How uncertainty, fear, and responsibility shape why we are called
Not all consults are requests for expertise.
Many are requests for something else.
Reassurance.
Shared ownership.
Permission to be uncertain.
A second set of eyes so the first set can breathe.
The consult is often a cognitive and emotional handoff.
“Can you just take a look?” is rarely neutral.
It is a social act.
A signal.
Sometimes a confession.
I am worried.
I am not sure.
I do not want to hold this alone.
We pretend consults are transactional.
Question in.
Answer out.
But much of consult medicine does not work that way.
The primary currency is not information.
It is responsibility.
Anxiety often masquerades as clinical necessity.
A marginal lab abnormality.
A stable but unexplained finding.
A patient who “just doesn’t feel right.”
The stated question may be technical.
The unstated question is often:
Can you help me hold this uncertainty?
There are different kinds of need embedded in a consult:
- needing information
- needing reassurance
- needing shared ownership
They feel similar.
They generate the same page.
But they require different responses.
Labeling a consult as “inappropriate” often misses the real signal.
The team may not need your differential.
They may need your presence.
They may need confirmation that their worry is reasonable.

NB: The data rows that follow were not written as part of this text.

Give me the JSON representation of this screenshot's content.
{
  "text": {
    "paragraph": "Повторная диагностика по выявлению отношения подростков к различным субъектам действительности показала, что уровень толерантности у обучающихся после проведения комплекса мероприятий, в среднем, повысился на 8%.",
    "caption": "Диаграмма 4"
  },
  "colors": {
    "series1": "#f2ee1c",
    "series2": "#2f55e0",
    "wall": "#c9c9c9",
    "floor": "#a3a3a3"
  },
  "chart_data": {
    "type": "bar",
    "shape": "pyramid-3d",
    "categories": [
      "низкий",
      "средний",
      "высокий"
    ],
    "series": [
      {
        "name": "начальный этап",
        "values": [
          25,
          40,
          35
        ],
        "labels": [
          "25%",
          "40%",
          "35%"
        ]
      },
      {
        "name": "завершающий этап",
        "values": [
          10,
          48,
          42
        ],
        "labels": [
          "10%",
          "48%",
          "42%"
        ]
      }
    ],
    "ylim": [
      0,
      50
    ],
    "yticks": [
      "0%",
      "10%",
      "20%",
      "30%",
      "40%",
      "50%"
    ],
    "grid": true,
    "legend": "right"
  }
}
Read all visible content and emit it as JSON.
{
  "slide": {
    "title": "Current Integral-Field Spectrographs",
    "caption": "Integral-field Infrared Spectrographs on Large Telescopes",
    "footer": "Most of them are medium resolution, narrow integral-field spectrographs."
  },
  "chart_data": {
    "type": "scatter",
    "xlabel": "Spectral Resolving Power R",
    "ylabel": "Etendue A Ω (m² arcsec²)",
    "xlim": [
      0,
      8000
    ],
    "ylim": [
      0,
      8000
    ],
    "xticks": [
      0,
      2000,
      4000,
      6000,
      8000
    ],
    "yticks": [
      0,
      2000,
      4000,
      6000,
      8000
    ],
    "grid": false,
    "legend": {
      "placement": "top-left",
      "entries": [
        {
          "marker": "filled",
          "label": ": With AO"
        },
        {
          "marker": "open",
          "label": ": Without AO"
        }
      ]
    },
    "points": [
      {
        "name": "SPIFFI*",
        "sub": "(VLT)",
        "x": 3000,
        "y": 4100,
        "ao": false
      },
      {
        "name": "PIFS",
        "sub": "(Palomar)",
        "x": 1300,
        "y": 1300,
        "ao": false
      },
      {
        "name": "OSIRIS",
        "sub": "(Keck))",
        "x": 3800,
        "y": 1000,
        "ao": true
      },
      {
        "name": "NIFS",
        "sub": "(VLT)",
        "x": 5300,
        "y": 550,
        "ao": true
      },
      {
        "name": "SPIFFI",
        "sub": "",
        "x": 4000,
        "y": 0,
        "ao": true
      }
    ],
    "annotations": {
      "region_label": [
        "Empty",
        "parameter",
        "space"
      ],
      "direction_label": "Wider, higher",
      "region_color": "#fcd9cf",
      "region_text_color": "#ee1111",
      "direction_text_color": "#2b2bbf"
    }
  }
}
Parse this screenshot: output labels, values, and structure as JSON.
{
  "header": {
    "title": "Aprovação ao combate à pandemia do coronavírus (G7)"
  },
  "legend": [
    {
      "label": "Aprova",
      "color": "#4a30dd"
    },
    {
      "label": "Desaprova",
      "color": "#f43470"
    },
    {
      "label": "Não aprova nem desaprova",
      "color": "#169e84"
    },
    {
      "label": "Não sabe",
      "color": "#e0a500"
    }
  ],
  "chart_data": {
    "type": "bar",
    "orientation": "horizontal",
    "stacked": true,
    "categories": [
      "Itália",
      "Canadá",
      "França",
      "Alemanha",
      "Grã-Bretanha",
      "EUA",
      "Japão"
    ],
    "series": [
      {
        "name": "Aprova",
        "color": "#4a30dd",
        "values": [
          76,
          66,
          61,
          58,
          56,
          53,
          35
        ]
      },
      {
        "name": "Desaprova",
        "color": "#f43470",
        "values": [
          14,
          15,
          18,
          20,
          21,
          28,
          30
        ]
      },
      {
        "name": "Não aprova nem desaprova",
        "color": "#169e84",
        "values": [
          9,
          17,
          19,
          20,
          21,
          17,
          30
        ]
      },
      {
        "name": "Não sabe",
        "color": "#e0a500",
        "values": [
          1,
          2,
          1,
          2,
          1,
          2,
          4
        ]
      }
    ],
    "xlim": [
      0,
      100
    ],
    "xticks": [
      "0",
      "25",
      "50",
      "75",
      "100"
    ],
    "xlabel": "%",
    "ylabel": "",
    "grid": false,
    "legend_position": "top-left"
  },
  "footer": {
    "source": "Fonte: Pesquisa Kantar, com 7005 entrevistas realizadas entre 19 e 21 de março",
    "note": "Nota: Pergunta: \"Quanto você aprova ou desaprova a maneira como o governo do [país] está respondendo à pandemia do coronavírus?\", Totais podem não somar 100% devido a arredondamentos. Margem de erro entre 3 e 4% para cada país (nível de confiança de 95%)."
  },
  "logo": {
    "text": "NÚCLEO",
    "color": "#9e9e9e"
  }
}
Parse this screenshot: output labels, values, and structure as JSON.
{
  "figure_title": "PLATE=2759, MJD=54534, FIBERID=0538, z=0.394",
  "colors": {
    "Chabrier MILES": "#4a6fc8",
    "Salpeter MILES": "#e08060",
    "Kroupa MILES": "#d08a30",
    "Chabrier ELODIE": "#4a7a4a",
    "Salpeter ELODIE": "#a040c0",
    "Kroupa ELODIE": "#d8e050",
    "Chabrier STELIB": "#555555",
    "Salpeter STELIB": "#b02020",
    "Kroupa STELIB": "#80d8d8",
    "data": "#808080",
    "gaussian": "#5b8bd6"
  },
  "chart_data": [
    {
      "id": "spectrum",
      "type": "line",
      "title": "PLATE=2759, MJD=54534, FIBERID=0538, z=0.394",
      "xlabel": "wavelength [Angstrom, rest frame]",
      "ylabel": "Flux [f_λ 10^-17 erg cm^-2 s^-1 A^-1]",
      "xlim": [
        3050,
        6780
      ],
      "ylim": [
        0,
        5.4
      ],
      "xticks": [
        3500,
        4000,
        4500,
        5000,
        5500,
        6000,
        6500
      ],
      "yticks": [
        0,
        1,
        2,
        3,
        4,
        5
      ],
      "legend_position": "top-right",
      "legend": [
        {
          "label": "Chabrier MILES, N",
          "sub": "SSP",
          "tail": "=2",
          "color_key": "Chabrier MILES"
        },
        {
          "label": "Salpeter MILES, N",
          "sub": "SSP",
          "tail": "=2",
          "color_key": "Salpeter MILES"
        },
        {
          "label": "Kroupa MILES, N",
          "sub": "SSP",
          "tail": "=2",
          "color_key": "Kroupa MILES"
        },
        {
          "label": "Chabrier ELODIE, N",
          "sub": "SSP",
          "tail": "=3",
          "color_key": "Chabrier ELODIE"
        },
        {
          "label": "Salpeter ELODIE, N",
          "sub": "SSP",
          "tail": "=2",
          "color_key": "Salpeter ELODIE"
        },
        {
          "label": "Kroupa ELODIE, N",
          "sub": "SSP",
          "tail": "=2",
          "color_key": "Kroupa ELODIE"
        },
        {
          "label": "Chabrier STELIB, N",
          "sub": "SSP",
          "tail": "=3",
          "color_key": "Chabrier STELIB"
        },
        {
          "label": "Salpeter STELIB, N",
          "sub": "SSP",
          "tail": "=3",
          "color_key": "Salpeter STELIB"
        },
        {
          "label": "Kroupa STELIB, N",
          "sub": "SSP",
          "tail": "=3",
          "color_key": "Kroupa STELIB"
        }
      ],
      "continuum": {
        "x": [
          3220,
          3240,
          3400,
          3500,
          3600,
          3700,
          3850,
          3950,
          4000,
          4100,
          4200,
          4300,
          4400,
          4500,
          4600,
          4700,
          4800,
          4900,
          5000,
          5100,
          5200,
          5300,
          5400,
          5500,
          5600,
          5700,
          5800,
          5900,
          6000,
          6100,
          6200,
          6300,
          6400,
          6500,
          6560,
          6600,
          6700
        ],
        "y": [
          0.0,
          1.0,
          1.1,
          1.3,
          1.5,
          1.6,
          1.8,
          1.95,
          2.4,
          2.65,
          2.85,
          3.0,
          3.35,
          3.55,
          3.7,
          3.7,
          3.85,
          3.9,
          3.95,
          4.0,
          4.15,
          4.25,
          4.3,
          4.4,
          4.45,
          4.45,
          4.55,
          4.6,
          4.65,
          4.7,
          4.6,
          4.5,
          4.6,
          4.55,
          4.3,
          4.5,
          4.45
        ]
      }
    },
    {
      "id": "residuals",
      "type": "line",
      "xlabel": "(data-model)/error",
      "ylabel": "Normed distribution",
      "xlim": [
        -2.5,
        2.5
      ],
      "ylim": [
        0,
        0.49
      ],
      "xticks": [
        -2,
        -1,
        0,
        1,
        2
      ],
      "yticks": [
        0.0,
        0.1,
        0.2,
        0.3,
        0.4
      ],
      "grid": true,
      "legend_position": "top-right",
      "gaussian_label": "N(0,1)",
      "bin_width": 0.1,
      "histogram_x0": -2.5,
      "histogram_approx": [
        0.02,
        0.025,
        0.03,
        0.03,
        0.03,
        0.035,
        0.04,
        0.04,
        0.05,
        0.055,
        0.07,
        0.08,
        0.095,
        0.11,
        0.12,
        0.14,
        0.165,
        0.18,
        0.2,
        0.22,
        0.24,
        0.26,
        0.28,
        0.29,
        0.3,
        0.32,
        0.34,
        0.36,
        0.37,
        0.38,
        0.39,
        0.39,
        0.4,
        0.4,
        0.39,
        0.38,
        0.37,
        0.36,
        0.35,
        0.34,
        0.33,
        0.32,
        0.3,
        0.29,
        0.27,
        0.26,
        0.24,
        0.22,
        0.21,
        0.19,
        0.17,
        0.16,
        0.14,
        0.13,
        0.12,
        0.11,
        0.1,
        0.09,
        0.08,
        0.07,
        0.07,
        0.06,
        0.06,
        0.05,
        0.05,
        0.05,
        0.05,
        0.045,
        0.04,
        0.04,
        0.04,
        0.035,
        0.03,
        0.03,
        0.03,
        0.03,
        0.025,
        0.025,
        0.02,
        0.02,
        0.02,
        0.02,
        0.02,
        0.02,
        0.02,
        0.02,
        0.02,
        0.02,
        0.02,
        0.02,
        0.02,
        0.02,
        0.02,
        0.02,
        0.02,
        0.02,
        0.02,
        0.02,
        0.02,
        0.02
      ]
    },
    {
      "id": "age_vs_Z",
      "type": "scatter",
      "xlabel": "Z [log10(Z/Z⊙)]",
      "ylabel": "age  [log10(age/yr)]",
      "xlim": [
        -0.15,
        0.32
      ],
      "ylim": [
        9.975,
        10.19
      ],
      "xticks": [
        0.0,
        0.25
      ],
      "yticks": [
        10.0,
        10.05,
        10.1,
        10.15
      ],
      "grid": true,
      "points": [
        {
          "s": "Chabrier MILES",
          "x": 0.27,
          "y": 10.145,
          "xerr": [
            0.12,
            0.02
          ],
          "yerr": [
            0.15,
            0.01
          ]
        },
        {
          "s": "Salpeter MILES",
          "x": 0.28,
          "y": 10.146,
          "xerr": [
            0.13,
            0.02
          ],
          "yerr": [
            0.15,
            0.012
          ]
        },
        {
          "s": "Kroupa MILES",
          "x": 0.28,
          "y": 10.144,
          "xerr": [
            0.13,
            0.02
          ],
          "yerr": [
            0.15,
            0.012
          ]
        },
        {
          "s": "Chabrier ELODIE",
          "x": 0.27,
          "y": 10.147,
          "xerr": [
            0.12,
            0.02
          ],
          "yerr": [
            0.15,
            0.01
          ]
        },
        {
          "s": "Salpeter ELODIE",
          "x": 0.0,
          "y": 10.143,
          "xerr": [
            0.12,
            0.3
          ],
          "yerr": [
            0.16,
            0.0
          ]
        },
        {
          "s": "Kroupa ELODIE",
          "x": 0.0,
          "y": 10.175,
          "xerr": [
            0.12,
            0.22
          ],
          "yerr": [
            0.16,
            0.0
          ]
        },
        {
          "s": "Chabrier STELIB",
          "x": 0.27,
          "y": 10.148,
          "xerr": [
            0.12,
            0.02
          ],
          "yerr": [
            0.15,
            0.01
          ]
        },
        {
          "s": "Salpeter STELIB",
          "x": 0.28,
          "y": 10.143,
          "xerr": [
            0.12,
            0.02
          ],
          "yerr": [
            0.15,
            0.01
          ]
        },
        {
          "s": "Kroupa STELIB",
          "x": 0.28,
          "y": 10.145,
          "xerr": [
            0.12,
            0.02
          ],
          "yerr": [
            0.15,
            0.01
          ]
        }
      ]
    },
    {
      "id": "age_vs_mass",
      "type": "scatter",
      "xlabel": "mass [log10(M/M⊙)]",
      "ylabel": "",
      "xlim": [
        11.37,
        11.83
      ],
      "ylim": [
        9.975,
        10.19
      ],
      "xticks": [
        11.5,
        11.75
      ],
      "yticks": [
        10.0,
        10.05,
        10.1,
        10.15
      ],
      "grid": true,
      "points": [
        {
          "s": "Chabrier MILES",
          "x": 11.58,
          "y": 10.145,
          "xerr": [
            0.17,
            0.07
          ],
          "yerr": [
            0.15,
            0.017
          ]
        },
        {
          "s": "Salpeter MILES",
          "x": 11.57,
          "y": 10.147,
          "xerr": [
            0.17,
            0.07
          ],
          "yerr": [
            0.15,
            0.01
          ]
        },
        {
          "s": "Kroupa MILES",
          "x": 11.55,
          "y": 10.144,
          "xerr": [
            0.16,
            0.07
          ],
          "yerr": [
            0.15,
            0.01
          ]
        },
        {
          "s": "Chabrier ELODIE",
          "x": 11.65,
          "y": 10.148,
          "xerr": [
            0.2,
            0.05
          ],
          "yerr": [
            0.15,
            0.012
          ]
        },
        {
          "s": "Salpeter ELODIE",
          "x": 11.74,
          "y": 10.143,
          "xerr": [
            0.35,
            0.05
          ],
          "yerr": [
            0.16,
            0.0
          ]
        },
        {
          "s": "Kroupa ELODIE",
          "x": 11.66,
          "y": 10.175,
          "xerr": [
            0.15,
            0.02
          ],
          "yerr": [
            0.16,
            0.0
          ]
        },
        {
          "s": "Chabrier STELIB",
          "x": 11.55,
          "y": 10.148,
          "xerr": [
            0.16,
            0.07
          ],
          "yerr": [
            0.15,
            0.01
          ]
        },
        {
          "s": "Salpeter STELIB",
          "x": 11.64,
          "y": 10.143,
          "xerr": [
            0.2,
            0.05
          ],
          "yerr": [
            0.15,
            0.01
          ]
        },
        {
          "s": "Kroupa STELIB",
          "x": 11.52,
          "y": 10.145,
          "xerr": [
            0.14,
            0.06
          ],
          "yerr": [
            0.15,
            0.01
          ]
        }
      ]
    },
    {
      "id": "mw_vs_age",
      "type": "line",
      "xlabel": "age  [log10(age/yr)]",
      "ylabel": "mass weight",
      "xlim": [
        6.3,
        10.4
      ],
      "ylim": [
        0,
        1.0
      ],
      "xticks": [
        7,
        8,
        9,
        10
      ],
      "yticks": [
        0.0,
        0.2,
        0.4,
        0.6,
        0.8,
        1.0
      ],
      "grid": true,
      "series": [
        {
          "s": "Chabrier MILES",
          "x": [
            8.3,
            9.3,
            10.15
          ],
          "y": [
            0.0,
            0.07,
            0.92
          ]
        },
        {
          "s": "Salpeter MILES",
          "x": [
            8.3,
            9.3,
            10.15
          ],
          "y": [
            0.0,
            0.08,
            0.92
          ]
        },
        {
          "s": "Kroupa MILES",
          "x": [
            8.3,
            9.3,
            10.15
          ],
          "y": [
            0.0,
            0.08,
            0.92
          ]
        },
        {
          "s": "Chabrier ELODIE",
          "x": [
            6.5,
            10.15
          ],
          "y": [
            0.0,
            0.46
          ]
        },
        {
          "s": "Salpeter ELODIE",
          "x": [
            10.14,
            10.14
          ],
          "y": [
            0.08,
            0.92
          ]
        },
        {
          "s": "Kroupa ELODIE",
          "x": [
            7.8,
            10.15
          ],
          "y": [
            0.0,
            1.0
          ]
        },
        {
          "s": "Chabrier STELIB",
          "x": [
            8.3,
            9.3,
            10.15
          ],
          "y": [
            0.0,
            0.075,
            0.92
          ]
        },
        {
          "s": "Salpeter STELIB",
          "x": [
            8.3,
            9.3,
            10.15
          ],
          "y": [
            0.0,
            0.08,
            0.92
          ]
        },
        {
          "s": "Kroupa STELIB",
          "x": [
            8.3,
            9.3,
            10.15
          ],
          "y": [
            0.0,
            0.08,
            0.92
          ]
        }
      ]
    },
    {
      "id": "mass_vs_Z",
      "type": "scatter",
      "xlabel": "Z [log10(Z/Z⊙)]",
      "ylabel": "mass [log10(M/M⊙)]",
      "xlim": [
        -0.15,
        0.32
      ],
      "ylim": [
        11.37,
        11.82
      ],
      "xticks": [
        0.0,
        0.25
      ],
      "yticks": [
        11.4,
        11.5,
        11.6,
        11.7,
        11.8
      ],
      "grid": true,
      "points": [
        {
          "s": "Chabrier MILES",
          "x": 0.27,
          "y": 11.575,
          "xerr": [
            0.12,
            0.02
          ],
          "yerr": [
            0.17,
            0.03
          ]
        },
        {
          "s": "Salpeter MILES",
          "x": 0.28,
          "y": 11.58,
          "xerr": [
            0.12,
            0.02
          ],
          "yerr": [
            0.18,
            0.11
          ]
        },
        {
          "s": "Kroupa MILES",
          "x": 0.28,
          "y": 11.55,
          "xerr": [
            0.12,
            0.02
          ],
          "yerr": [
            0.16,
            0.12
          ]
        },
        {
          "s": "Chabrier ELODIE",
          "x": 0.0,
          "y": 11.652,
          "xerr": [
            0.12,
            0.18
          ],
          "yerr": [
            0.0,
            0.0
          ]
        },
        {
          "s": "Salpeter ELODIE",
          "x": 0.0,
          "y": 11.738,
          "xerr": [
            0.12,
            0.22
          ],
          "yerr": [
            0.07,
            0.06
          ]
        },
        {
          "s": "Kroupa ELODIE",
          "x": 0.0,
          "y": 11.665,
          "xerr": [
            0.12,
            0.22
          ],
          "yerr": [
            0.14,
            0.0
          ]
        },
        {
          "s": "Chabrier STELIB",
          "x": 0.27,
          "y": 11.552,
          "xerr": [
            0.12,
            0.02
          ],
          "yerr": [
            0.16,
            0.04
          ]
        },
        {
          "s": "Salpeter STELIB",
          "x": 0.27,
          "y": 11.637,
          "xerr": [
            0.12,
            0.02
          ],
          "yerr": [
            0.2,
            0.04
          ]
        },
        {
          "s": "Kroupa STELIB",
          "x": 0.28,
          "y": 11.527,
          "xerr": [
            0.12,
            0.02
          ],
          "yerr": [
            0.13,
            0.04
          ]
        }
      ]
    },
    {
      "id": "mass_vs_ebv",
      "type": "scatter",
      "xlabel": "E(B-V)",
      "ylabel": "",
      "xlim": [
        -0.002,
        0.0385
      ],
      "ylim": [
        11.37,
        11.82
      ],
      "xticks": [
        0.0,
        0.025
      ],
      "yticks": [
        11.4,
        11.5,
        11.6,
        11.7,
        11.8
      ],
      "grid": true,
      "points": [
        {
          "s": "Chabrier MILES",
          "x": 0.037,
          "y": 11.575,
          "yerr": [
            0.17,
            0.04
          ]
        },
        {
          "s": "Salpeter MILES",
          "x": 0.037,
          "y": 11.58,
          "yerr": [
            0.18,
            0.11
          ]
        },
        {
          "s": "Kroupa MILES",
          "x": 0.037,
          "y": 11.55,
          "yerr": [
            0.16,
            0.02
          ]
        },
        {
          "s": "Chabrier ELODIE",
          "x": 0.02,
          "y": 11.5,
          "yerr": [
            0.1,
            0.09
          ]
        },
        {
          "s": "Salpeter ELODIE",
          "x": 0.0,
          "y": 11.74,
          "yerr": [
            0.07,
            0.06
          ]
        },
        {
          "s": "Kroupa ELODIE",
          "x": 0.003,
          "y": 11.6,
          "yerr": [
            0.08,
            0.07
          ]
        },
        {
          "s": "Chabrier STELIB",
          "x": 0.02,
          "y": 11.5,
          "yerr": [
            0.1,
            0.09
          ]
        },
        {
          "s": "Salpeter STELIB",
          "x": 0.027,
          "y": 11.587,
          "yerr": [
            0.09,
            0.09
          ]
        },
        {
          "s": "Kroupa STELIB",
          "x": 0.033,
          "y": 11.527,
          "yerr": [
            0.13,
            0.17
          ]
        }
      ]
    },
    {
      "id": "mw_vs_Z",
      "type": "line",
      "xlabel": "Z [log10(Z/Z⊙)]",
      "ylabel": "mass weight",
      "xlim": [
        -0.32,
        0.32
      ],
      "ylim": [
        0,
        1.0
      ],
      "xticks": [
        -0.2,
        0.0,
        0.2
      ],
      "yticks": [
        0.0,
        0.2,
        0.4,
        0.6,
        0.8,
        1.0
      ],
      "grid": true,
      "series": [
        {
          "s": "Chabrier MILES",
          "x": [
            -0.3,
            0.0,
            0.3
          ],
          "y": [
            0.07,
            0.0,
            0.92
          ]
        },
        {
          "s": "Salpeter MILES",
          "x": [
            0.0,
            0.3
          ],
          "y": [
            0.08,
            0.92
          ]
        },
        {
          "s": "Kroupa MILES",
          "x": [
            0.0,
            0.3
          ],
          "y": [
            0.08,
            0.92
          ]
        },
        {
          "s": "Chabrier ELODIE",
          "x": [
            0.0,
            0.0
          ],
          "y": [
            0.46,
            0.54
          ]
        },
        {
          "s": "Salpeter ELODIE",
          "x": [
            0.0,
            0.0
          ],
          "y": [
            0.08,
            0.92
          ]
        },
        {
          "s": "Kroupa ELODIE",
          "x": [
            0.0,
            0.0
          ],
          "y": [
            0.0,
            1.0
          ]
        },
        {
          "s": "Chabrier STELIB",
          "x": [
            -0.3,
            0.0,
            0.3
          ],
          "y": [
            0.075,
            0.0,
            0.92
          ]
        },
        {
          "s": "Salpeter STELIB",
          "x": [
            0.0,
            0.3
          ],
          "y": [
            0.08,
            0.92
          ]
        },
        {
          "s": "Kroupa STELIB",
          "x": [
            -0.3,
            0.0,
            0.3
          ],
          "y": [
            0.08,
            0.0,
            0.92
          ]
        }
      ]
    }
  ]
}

Or confirmation that it is not.
They may need someone senior to stand next to the problem and say:
This is real.
This is not.
This can wait.
This cannot.
The consultant becomes a cognitive shock absorber.
Not because the consultant has all the answers.
But because the consultant can tolerate the uncertainty more visibly.
This is part of the moral labor of consulting.
To absorb some anxiety.
Without absorbing all ownership.
To validate concern.
Without converting it into unnecessary action.
To recognize when the true consult question is:
Are we allowed to be uncertain here?
Expert consultants learn to hear the emotional content of the consult.
Not just the clinical content.
They learn to respond in a way that:
does not shame
does not dismiss
does not silently take over
They make boundaries visible.
They name uncertainty explicitly.
They redistribute responsibility rather than hoarding it.
This is rarely documented.
Rarely taught.
But constantly practiced.
Much of consult expertise lives here.
In recognizing that the consult is sometimes less about the patient.
And more about the team’s relationship to risk, fear, and responsibility.